Pada kelanjutannya, mereka berenang sambil minum air. Tak disangka utang terbesar terjalin dari sebuah negara yang dulu tak pernah ada sangkut pautnya. Mungkin saja ada, katanya leluhur kita dari mereka. Tapi tak apalah, sebuah bilateral resmi terjalin semenjak pemerintah mengiyakan status mereka. Mereka adalah Shina.

Pada kenyataannya Endoneshina terbentuk. Kini Shina menjadi bagian dari Endone yang tak secara langsung. Bagaimana tidak, mayoritas penguasa negeri ini sekarang lahir dari mata uang mereka yang penguasa mampu berdiri.

Rakyat tetap jadi rakyat.
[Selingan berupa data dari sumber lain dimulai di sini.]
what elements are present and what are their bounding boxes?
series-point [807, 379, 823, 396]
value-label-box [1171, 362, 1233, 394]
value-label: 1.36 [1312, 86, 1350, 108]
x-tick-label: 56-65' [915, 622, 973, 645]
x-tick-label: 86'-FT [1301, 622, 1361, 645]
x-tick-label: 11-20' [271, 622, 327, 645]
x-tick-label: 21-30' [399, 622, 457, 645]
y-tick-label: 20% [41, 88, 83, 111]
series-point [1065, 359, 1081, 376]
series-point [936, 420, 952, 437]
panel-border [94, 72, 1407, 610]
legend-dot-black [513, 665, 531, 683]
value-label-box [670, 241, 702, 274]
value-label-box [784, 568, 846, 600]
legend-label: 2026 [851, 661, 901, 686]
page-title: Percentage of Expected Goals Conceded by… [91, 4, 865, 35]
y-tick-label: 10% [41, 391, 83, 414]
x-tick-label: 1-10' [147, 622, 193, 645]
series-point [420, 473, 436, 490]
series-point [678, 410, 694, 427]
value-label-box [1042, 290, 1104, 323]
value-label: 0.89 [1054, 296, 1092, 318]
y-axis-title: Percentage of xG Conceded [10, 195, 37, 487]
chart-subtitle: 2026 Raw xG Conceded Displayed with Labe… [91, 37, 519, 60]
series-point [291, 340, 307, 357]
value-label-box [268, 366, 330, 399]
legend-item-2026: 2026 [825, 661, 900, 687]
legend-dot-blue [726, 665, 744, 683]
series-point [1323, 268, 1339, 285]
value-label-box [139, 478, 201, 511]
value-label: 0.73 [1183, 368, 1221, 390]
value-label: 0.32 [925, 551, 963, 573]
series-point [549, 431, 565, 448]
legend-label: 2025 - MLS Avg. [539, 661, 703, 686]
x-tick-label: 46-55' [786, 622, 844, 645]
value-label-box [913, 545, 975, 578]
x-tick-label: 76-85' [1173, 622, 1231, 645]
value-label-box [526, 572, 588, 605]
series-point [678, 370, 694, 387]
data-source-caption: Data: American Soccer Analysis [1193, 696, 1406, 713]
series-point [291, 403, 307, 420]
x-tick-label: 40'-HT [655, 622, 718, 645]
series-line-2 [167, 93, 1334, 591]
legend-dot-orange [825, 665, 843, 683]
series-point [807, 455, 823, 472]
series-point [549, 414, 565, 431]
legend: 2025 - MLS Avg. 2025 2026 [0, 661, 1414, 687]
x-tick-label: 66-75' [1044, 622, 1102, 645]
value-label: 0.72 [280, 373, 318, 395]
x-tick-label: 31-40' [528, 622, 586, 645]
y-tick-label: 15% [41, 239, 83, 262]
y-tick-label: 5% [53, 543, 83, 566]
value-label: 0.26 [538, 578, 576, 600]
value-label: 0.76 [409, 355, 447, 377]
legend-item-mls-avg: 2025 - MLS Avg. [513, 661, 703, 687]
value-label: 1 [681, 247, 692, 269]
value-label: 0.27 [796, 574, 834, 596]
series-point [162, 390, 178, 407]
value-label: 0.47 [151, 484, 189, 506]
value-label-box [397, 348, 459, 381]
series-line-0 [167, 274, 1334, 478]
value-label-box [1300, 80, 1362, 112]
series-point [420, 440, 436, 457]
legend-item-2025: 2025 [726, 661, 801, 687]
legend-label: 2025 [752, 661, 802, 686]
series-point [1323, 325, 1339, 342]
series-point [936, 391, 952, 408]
Apabila sistem politik ekonomi ataun sebaliknya tidak solutif maka hasilnya sama aja, kepentingan merajalela. Ingat betul pada kalimat yang di tulis oleh seorang insinyur ternama yang perna mengguncang dunia, yakni Perjuanganku lebih mudah karena mengusir penjajah tapi Perjuanganmu akan lebih sulit karena melawan bangsamu. Sungguh ini sangat terjadi pada kondisi sekarang. Sebagaimana kalimat tersebut diciptakan.

Harapan, Endonesia menjadi sebuah bangsa yang mampu menjadi negara yang seperti negara-negara lainnya mengakuinya. Semoga!

0 komentar:

Posting Komentar

Biasanya kesempurnaan bila ada tambahan, so beri komen ya buat kesempurnaan blog ini... :)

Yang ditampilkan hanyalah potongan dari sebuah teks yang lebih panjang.